Friday 19 August 2005

Fair AND Biased Coverage Sought

I want bias in news coverage. That doesn't mean I want partisan spin filtered through some orthodoxy. But fairness is possible without cowering from any bias. Avoiding all bias fails to inform us.

News agencies' proclivity to avoid bias is particularly annoying when covering stories which have not been in the headlines, until some recent event brings them to our attention. When reading of stories involving foreign governments and resistance movements, invariably I want to know something about the evidence of the historic culpability of the various parties for violence and oppression. But what to me are the most obvious questions to ask, frequently go unanswered even in a multi-column article, I presume in the name of avoiding bias.

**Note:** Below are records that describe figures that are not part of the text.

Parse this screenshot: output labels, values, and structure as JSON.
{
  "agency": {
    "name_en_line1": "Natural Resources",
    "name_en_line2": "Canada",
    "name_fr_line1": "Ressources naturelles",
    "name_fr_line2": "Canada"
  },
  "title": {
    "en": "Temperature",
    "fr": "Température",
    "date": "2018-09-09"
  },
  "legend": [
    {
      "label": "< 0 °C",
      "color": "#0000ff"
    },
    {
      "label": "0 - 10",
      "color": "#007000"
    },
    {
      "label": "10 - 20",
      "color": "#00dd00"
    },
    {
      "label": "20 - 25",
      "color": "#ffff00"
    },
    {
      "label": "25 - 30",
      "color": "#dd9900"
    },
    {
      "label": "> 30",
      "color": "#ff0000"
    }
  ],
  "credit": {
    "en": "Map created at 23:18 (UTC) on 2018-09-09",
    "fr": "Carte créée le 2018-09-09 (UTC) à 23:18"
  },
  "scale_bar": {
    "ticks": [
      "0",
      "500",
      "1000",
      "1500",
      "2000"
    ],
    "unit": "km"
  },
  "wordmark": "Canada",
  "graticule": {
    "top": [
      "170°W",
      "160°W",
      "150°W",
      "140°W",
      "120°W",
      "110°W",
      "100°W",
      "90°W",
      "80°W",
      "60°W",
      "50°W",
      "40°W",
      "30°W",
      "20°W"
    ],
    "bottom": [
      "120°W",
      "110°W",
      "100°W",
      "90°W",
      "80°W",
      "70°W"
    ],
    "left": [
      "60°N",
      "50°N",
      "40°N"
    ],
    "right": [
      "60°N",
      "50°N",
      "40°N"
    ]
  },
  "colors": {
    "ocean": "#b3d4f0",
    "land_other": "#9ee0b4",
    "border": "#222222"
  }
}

Sadly, I fear it is often pretty accurate to assume that there is a lot of culpability on all sides. The good and decent people of the foreign land are usually rendered powerless by the corrupt and powerful few, both in the government and in the resistance movements. But I also know there are some exceptions, and I think it is important to know about them. Unfortunately, the typical news story simply identifies the players, who is winning, and sometimes if we're lucky the putative ideology of the sides in question, though I know to take that with a grain of salt as well.

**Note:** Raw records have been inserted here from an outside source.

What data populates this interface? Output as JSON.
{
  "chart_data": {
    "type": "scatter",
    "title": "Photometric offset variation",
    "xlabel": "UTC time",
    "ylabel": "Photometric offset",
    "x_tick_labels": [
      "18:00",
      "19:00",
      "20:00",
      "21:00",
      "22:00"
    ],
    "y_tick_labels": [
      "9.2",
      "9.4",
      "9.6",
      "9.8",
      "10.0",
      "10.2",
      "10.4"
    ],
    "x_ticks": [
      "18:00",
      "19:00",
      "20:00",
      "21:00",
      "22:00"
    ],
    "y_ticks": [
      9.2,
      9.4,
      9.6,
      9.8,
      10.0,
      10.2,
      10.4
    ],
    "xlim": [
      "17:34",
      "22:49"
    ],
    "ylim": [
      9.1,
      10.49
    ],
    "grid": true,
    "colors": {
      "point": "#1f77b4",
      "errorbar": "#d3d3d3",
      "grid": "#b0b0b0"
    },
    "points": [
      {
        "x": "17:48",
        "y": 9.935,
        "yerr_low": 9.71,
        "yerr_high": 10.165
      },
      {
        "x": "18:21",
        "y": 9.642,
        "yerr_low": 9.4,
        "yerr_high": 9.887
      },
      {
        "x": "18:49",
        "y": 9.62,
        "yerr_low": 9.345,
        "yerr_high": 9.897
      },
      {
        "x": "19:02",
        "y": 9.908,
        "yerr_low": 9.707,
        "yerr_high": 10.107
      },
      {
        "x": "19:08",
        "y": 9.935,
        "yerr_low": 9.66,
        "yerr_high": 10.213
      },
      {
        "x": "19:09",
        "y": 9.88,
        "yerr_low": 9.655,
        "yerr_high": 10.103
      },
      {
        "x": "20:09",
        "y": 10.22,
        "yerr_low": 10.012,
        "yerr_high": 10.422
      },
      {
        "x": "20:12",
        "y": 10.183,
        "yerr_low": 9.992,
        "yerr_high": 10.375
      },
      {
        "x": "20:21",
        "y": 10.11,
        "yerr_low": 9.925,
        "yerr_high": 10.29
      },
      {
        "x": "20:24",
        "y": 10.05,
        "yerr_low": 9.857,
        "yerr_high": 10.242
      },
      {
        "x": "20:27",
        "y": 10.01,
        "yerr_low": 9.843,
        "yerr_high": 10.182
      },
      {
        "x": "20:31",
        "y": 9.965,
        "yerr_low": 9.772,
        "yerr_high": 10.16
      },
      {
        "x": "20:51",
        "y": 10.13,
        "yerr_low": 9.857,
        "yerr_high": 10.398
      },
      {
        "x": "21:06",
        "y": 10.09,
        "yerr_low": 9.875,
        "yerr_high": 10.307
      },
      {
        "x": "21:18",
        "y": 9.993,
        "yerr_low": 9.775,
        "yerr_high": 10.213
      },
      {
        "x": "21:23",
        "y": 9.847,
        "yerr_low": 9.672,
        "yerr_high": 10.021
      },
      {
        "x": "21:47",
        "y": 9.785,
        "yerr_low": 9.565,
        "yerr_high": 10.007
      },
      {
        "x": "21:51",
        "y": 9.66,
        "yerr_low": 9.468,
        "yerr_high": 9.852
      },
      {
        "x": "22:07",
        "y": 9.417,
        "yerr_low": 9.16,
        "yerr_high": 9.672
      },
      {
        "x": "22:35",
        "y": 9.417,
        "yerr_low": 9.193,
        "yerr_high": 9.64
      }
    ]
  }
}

A classic example in yesterday's news is the story of the release of POWs by the Polisario Front independence movement for Western Sahara to the government of Morocco. I've long followed geography enough to have been aware that over two decades ago, Morocco annexed its southern neighbor Western Sahara, formerly controlled by Spain, in spite of a desire among some for independence. So I suspect that Morocco abused its power in annexing its southern neighbor. I also suspect that the Polisario Front's leaders have hardened into bellicose ideologues. Perhaps this news indicates some softening, though more likely it's just resignation to the impossibility of their cause. There is little that I can discern however from the ten paragraphs from Reuters which appeared in my local rag. U.S. mediators seem to have played a role in the release. Kofi Anan welcomed the release and hopes it presages better relations. The final paragraph is most telling:
Statements by Morocco and the Polisario Front showed that years of diplomatic mediation have not ended their mutual hostility.
But I still don't know what to believe about the various parties beyond my guesses going in. The second page of the article, which I found on-line, was only marginally more helpful, as it confined itself to the statements of the parties directly involved.

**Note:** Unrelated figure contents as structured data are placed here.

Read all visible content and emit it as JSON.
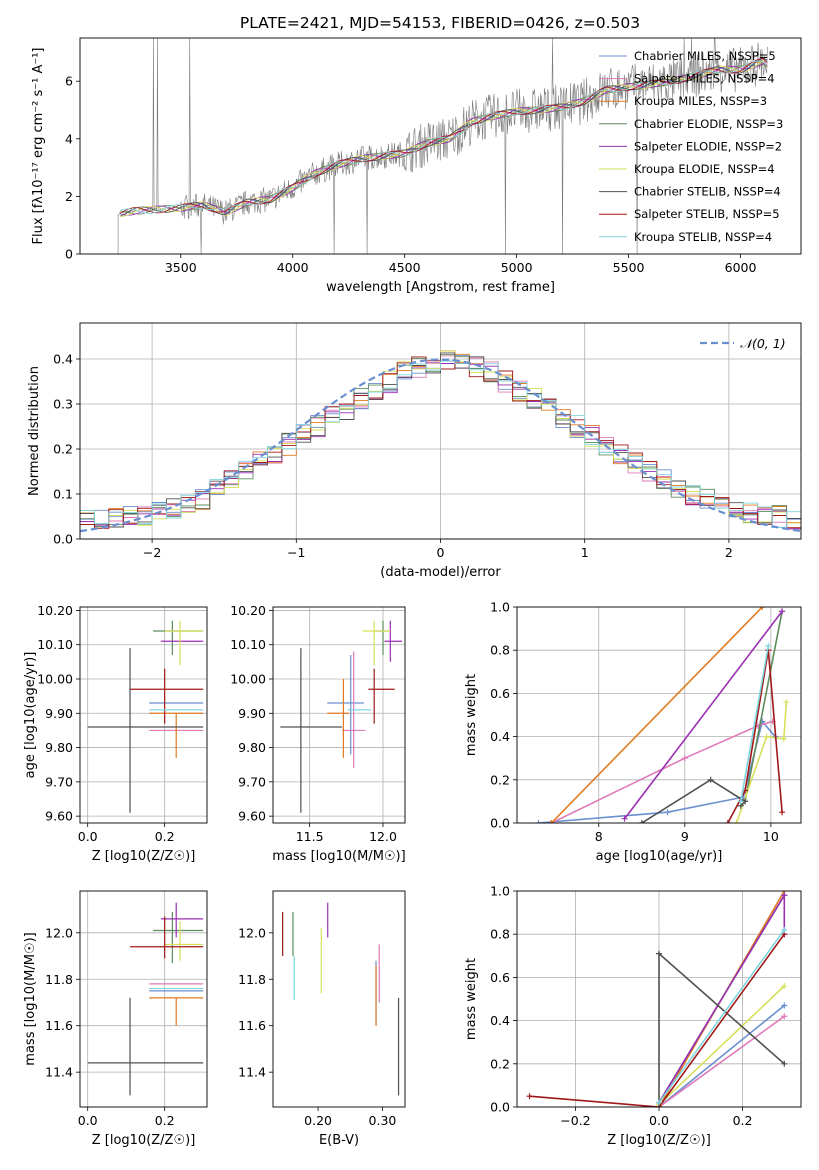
{
  "figure": {
    "title": "PLATE=2421, MJD=54153, FIBERID=0426, z=0.503"
  },
  "chart_data": [
    {
      "id": "spectrum",
      "type": "line",
      "title": "PLATE=2421, MJD=54153, FIBERID=0426, z=0.503",
      "xlabel": "wavelength [Angstrom, rest frame]",
      "ylabel": "Flux [fλ10⁻¹⁷ erg cm⁻² s⁻¹ A⁻¹]",
      "xlim": [
        3050,
        6270
      ],
      "ylim": [
        0,
        7.5
      ],
      "xticks": [
        3500,
        4000,
        4500,
        5000,
        5500,
        6000
      ],
      "yticks": [
        0,
        2,
        4,
        6
      ],
      "grid": false,
      "legend_position": "top-right",
      "data_curve": {
        "x": [
          3220,
          3300,
          3400,
          3500,
          3600,
          3700,
          3800,
          3900,
          4000,
          4100,
          4200,
          4300,
          4400,
          4500,
          4600,
          4700,
          4800,
          4900,
          5000,
          5100,
          5200,
          5300,
          5400,
          5500,
          5600,
          5700,
          5800,
          5900,
          6000,
          6100,
          6120
        ],
        "y": [
          1.4,
          1.5,
          1.55,
          1.6,
          1.7,
          1.45,
          1.8,
          1.9,
          2.3,
          2.8,
          3.1,
          3.3,
          3.4,
          3.5,
          3.85,
          4.0,
          4.6,
          4.8,
          4.95,
          5.0,
          5.1,
          5.3,
          5.7,
          5.8,
          5.9,
          6.0,
          6.2,
          6.4,
          6.4,
          6.7,
          6.6
        ]
      },
      "series": [
        {
          "name": "Chabrier MILES, NSSP=5",
          "color": "#6a8fd0"
        },
        {
          "name": "Salpeter MILES, NSSP=4",
          "color": "#e07ab9"
        },
        {
          "name": "Kroupa MILES, NSSP=3",
          "color": "#e07a20"
        },
        {
          "name": "Chabrier ELODIE, NSSP=3",
          "color": "#5c8c5c"
        },
        {
          "name": "Salpeter ELODIE, NSSP=2",
          "color": "#9b2fb3"
        },
        {
          "name": "Kroupa ELODIE, NSSP=4",
          "color": "#d6e05a"
        },
        {
          "name": "Chabrier STELIB, NSSP=4",
          "color": "#505050"
        },
        {
          "name": "Salpeter STELIB, NSSP=5",
          "color": "#a01818"
        },
        {
          "name": "Kroupa STELIB, NSSP=4",
          "color": "#7fd6e0"
        }
      ]
    },
    {
      "id": "residuals",
      "type": "line",
      "xlabel": "(data-model)/error",
      "ylabel": "Normed distribution",
      "xlim": [
        -2.5,
        2.5
      ],
      "ylim": [
        0,
        0.48
      ],
      "xticks": [
        -2,
        -1,
        0,
        1,
        2
      ],
      "yticks": [
        0.0,
        0.1,
        0.2,
        0.3,
        0.4
      ],
      "grid": true,
      "legend_position": "top-right",
      "legend": [
        "𝒩(0, 1)"
      ],
      "bin_width": 0.1,
      "histogram_base": [
        0.04,
        0.04,
        0.05,
        0.05,
        0.05,
        0.06,
        0.07,
        0.08,
        0.09,
        0.11,
        0.13,
        0.15,
        0.17,
        0.19,
        0.21,
        0.23,
        0.25,
        0.27,
        0.29,
        0.31,
        0.33,
        0.35,
        0.37,
        0.38,
        0.39,
        0.4,
        0.39,
        0.38,
        0.37,
        0.35,
        0.33,
        0.31,
        0.29,
        0.27,
        0.25,
        0.23,
        0.21,
        0.19,
        0.17,
        0.15,
        0.13,
        0.11,
        0.1,
        0.09,
        0.08,
        0.07,
        0.06,
        0.05,
        0.05,
        0.04
      ],
      "normal_curve": {
        "name": "N(0,1)",
        "color": "#6a8fd0"
      }
    },
    {
      "id": "age-vs-Z",
      "type": "scatter",
      "xlabel": "Z [log10(Z/Z☉)]",
      "ylabel": "age  [log10(age/yr)]",
      "xlim": [
        -0.02,
        0.31
      ],
      "ylim": [
        9.58,
        10.21
      ],
      "xticks": [
        0.0,
        0.2
      ],
      "yticks": [
        9.6,
        9.7,
        9.8,
        9.9,
        10.0,
        10.1,
        10.2
      ],
      "grid": true,
      "points": [
        {
          "series": "Chabrier MILES",
          "x": 0.23,
          "y": 9.93,
          "xerr": [
            0.16,
            0.3
          ],
          "yerr": [
            9.93,
            9.93
          ],
          "color": "#6a8fd0"
        },
        {
          "series": "Salpeter MILES",
          "x": 0.25,
          "y": 9.85,
          "xerr": [
            0.16,
            0.3
          ],
          "yerr": [
            9.85,
            9.85
          ],
          "color": "#e07ab9"
        },
        {
          "series": "Kroupa MILES",
          "x": 0.23,
          "y": 9.9,
          "xerr": [
            0.16,
            0.3
          ],
          "yerr": [
            9.77,
            9.9
          ],
          "color": "#e07a20"
        },
        {
          "series": "Chabrier ELODIE",
          "x": 0.22,
          "y": 10.14,
          "xerr": [
            0.17,
            0.3
          ],
          "yerr": [
            10.07,
            10.17
          ],
          "color": "#5c8c5c"
        },
        {
          "series": "Salpeter ELODIE",
          "x": 0.23,
          "y": 10.11,
          "xerr": [
            0.19,
            0.3
          ],
          "yerr": [
            10.11,
            10.11
          ],
          "color": "#9b2fb3"
        },
        {
          "series": "Kroupa ELODIE",
          "x": 0.24,
          "y": 10.14,
          "xerr": [
            0.2,
            0.3
          ],
          "yerr": [
            10.04,
            10.17
          ],
          "color": "#d6e05a"
        },
        {
          "series": "Chabrier STELIB",
          "x": 0.11,
          "y": 9.86,
          "xerr": [
            0.0,
            0.3
          ],
          "yerr": [
            9.61,
            10.09
          ],
          "color": "#505050"
        },
        {
          "series": "Salpeter STELIB",
          "x": 0.2,
          "y": 9.97,
          "xerr": [
            0.11,
            0.3
          ],
          "yerr": [
            9.87,
            10.03
          ],
          "color": "#a01818"
        },
        {
          "series": "Kroupa STELIB",
          "x": 0.25,
          "y": 9.91,
          "xerr": [
            0.16,
            0.3
          ],
          "yerr": [
            9.91,
            9.91
          ],
          "color": "#7fd6e0"
        }
      ]
    },
    {
      "id": "age-vs-mass",
      "type": "scatter",
      "xlabel": "mass [log10(M/M☉)]",
      "ylabel": "",
      "xlim": [
        11.25,
        12.15
      ],
      "ylim": [
        9.58,
        10.21
      ],
      "xticks": [
        11.5,
        12.0
      ],
      "yticks": [
        9.6,
        9.7,
        9.8,
        9.9,
        10.0,
        10.1,
        10.2
      ],
      "grid": true,
      "points": [
        {
          "x": 11.78,
          "y": 9.93,
          "xerr": [
            11.62,
            11.87
          ],
          "yerr": [
            9.78,
            10.07
          ],
          "color": "#6a8fd0"
        },
        {
          "x": 11.8,
          "y": 9.85,
          "xerr": [
            11.72,
            11.88
          ],
          "yerr": [
            9.74,
            10.08
          ],
          "color": "#e07ab9"
        },
        {
          "x": 11.73,
          "y": 9.9,
          "xerr": [
            11.62,
            11.77
          ],
          "yerr": [
            9.77,
            10.0
          ],
          "color": "#e07a20"
        },
        {
          "x": 12.0,
          "y": 10.14,
          "xerr": [
            11.94,
            12.04
          ],
          "yerr": [
            10.07,
            10.17
          ],
          "color": "#5c8c5c"
        },
        {
          "x": 12.05,
          "y": 10.11,
          "xerr": [
            12.01,
            12.13
          ],
          "yerr": [
            10.05,
            10.17
          ],
          "color": "#9b2fb3"
        },
        {
          "x": 11.94,
          "y": 10.14,
          "xerr": [
            11.86,
            12.05
          ],
          "yerr": [
            10.04,
            10.17
          ],
          "color": "#d6e05a"
        },
        {
          "x": 11.44,
          "y": 9.86,
          "xerr": [
            11.3,
            11.72
          ],
          "yerr": [
            9.61,
            10.09
          ],
          "color": "#505050"
        },
        {
          "x": 11.94,
          "y": 9.97,
          "xerr": [
            11.9,
            12.08
          ],
          "yerr": [
            9.87,
            10.03
          ],
          "color": "#a01818"
        },
        {
          "x": 11.76,
          "y": 9.91,
          "xerr": [
            11.76,
            11.92
          ],
          "yerr": [
            9.91,
            9.91
          ],
          "color": "#7fd6e0"
        }
      ]
    },
    {
      "id": "massweight-vs-age",
      "type": "line",
      "xlabel": "age  [log10(age/yr)]",
      "ylabel": "mass weight",
      "xlim": [
        7.05,
        10.35
      ],
      "ylim": [
        0,
        1.0
      ],
      "xticks": [
        8,
        9,
        10
      ],
      "yticks": [
        0.0,
        0.2,
        0.4,
        0.6,
        0.8,
        1.0
      ],
      "grid": true,
      "series": [
        {
          "color": "#6a8fd0",
          "x": [
            7.3,
            8.8,
            9.68,
            9.9,
            10.05
          ],
          "y": [
            0.0,
            0.05,
            0.12,
            0.47,
            0.4
          ]
        },
        {
          "color": "#e07ab9",
          "x": [
            7.45,
            9.0,
            9.85,
            10.02
          ],
          "y": [
            0.0,
            0.3,
            0.45,
            0.47
          ]
        },
        {
          "color": "#e07a20",
          "x": [
            7.45,
            9.9
          ],
          "y": [
            0.0,
            1.0
          ]
        },
        {
          "color": "#5c8c5c",
          "x": [
            9.7,
            10.13
          ],
          "y": [
            0.1,
            0.98
          ]
        },
        {
          "color": "#9b2fb3",
          "x": [
            8.3,
            10.13
          ],
          "y": [
            0.02,
            0.98
          ]
        },
        {
          "color": "#d6e05a",
          "x": [
            9.6,
            9.95,
            10.15,
            10.18
          ],
          "y": [
            0.0,
            0.4,
            0.39,
            0.56
          ]
        },
        {
          "color": "#505050",
          "x": [
            8.5,
            9.3,
            9.7,
            9.65
          ],
          "y": [
            0.0,
            0.2,
            0.1,
            0.08
          ]
        },
        {
          "color": "#a01818",
          "x": [
            9.5,
            9.7,
            9.97,
            10.13
          ],
          "y": [
            0.0,
            0.15,
            0.8,
            0.05
          ]
        },
        {
          "color": "#7fd6e0",
          "x": [
            9.65,
            9.97
          ],
          "y": [
            0.1,
            0.82
          ]
        }
      ]
    },
    {
      "id": "mass-vs-Z",
      "type": "scatter",
      "xlabel": "Z [log10(Z/Z☉)]",
      "ylabel": "mass [log10(M/M☉)]",
      "xlim": [
        -0.02,
        0.31
      ],
      "ylim": [
        11.25,
        12.18
      ],
      "xticks": [
        0.0,
        0.2
      ],
      "yticks": [
        11.4,
        11.6,
        11.8,
        12.0
      ],
      "grid": true,
      "points": [
        {
          "x": 0.23,
          "y": 11.75,
          "xerr": [
            0.16,
            0.3
          ],
          "yerr": [
            11.75,
            11.75
          ],
          "color": "#6a8fd0"
        },
        {
          "x": 0.25,
          "y": 11.78,
          "xerr": [
            0.16,
            0.3
          ],
          "yerr": [
            11.78,
            11.78
          ],
          "color": "#e07ab9"
        },
        {
          "x": 0.23,
          "y": 11.72,
          "xerr": [
            0.16,
            0.3
          ],
          "yerr": [
            11.6,
            11.72
          ],
          "color": "#e07a20"
        },
        {
          "x": 0.22,
          "y": 12.01,
          "xerr": [
            0.17,
            0.3
          ],
          "yerr": [
            11.87,
            12.09
          ],
          "color": "#5c8c5c"
        },
        {
          "x": 0.23,
          "y": 12.06,
          "xerr": [
            0.19,
            0.3
          ],
          "yerr": [
            11.98,
            12.13
          ],
          "color": "#9b2fb3"
        },
        {
          "x": 0.24,
          "y": 11.95,
          "xerr": [
            0.2,
            0.3
          ],
          "yerr": [
            11.88,
            12.05
          ],
          "color": "#d6e05a"
        },
        {
          "x": 0.11,
          "y": 11.44,
          "xerr": [
            0.0,
            0.3
          ],
          "yerr": [
            11.3,
            11.72
          ],
          "color": "#505050"
        },
        {
          "x": 0.2,
          "y": 11.94,
          "xerr": [
            0.11,
            0.3
          ],
          "yerr": [
            11.89,
            12.07
          ],
          "color": "#a01818"
        },
        {
          "x": 0.25,
          "y": 11.76,
          "xerr": [
            0.16,
            0.3
          ],
          "yerr": [
            11.76,
            11.76
          ],
          "color": "#7fd6e0"
        }
      ]
    },
    {
      "id": "mass-vs-EBV",
      "type": "scatter",
      "xlabel": "E(B-V)",
      "ylabel": "",
      "xlim": [
        0.13,
        0.335
      ],
      "ylim": [
        11.25,
        12.18
      ],
      "xticks": [
        0.2,
        0.3
      ],
      "yticks": [
        11.4,
        11.6,
        11.8,
        12.0
      ],
      "grid": false,
      "points": [
        {
          "x": 0.29,
          "y": 11.75,
          "yerr": [
            11.6,
            11.88
          ],
          "color": "#6a8fd0"
        },
        {
          "x": 0.295,
          "y": 11.8,
          "yerr": [
            11.7,
            11.95
          ],
          "color": "#e07ab9"
        },
        {
          "x": 0.29,
          "y": 11.72,
          "yerr": [
            11.6,
            11.86
          ],
          "color": "#e07a20"
        },
        {
          "x": 0.161,
          "y": 12.0,
          "yerr": [
            11.9,
            12.09
          ],
          "color": "#5c8c5c"
        },
        {
          "x": 0.215,
          "y": 12.06,
          "yerr": [
            11.98,
            12.13
          ],
          "color": "#9b2fb3"
        },
        {
          "x": 0.205,
          "y": 11.86,
          "yerr": [
            11.74,
            12.02
          ],
          "color": "#d6e05a"
        },
        {
          "x": 0.325,
          "y": 11.44,
          "yerr": [
            11.3,
            11.72
          ],
          "color": "#505050"
        },
        {
          "x": 0.145,
          "y": 12.0,
          "yerr": [
            11.9,
            12.09
          ],
          "color": "#a01818"
        },
        {
          "x": 0.163,
          "y": 11.8,
          "yerr": [
            11.71,
            11.9
          ],
          "color": "#7fd6e0"
        }
      ]
    },
    {
      "id": "massweight-vs-Z",
      "type": "line",
      "xlabel": "Z [log10(Z/Z☉)]",
      "ylabel": "mass weight",
      "xlim": [
        -0.34,
        0.34
      ],
      "ylim": [
        0,
        1.0
      ],
      "xticks": [
        -0.2,
        0.0,
        0.2
      ],
      "yticks": [
        0.0,
        0.2,
        0.4,
        0.6,
        0.8,
        1.0
      ],
      "grid": true,
      "series": [
        {
          "color": "#6a8fd0",
          "x": [
            0.0,
            0.3
          ],
          "y": [
            0.0,
            0.47
          ]
        },
        {
          "color": "#e07ab9",
          "x": [
            0.0,
            0.3
          ],
          "y": [
            0.0,
            0.42
          ]
        },
        {
          "color": "#e07a20",
          "x": [
            0.0,
            0.3
          ],
          "y": [
            0.0,
            1.0
          ]
        },
        {
          "color": "#5c8c5c",
          "x": [
            0.0,
            0.3
          ],
          "y": [
            0.02,
            0.98
          ]
        },
        {
          "color": "#9b2fb3",
          "x": [
            0.0,
            0.3,
            0.3
          ],
          "y": [
            0.02,
            0.98,
            0.8
          ]
        },
        {
          "color": "#d6e05a",
          "x": [
            0.0,
            0.3
          ],
          "y": [
            0.01,
            0.56
          ]
        },
        {
          "color": "#505050",
          "x": [
            0.0,
            0.0,
            0.3
          ],
          "y": [
            0.0,
            0.71,
            0.2
          ]
        },
        {
          "color": "#a01818",
          "x": [
            -0.31,
            0.0,
            0.3
          ],
          "y": [
            0.05,
            0.0,
            0.8
          ]
        },
        {
          "color": "#7fd6e0",
          "x": [
            0.0,
            0.3
          ],
          "y": [
            0.02,
            0.82
          ]
        }
      ]
    }
  ]
}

I went to O.T. Ford's Political Status of the States of the Earth, a document which I admire for its breadth, and which I trust based on the mission of its author. But one person can only do so much, and given the breadth of coverage all we learn of Morocco is
The recent succession has had some liberalizing effects, but the state remains a traditional monarchy. ’Islāmists have made the most dramatic gains in elections for a consultative assembly. Ruled by محمد Muham:ad VI.
and he red codes the country, essentially giving it a failing grade for democratic governance. Ford's approach may be simplistic, not accounting for all the gray between extremes, but in a brief sentence about each nation, we get a greater sense of where it falls in representing its people than most news agency articles manage in multiple paragraphs.

Similarly, recent articles about the truce pact in tsunami ravaged Aceh province of Sumatra, Indonesia, are long on the dry facts and short on context. Once again, journalists fail us in the name of balance.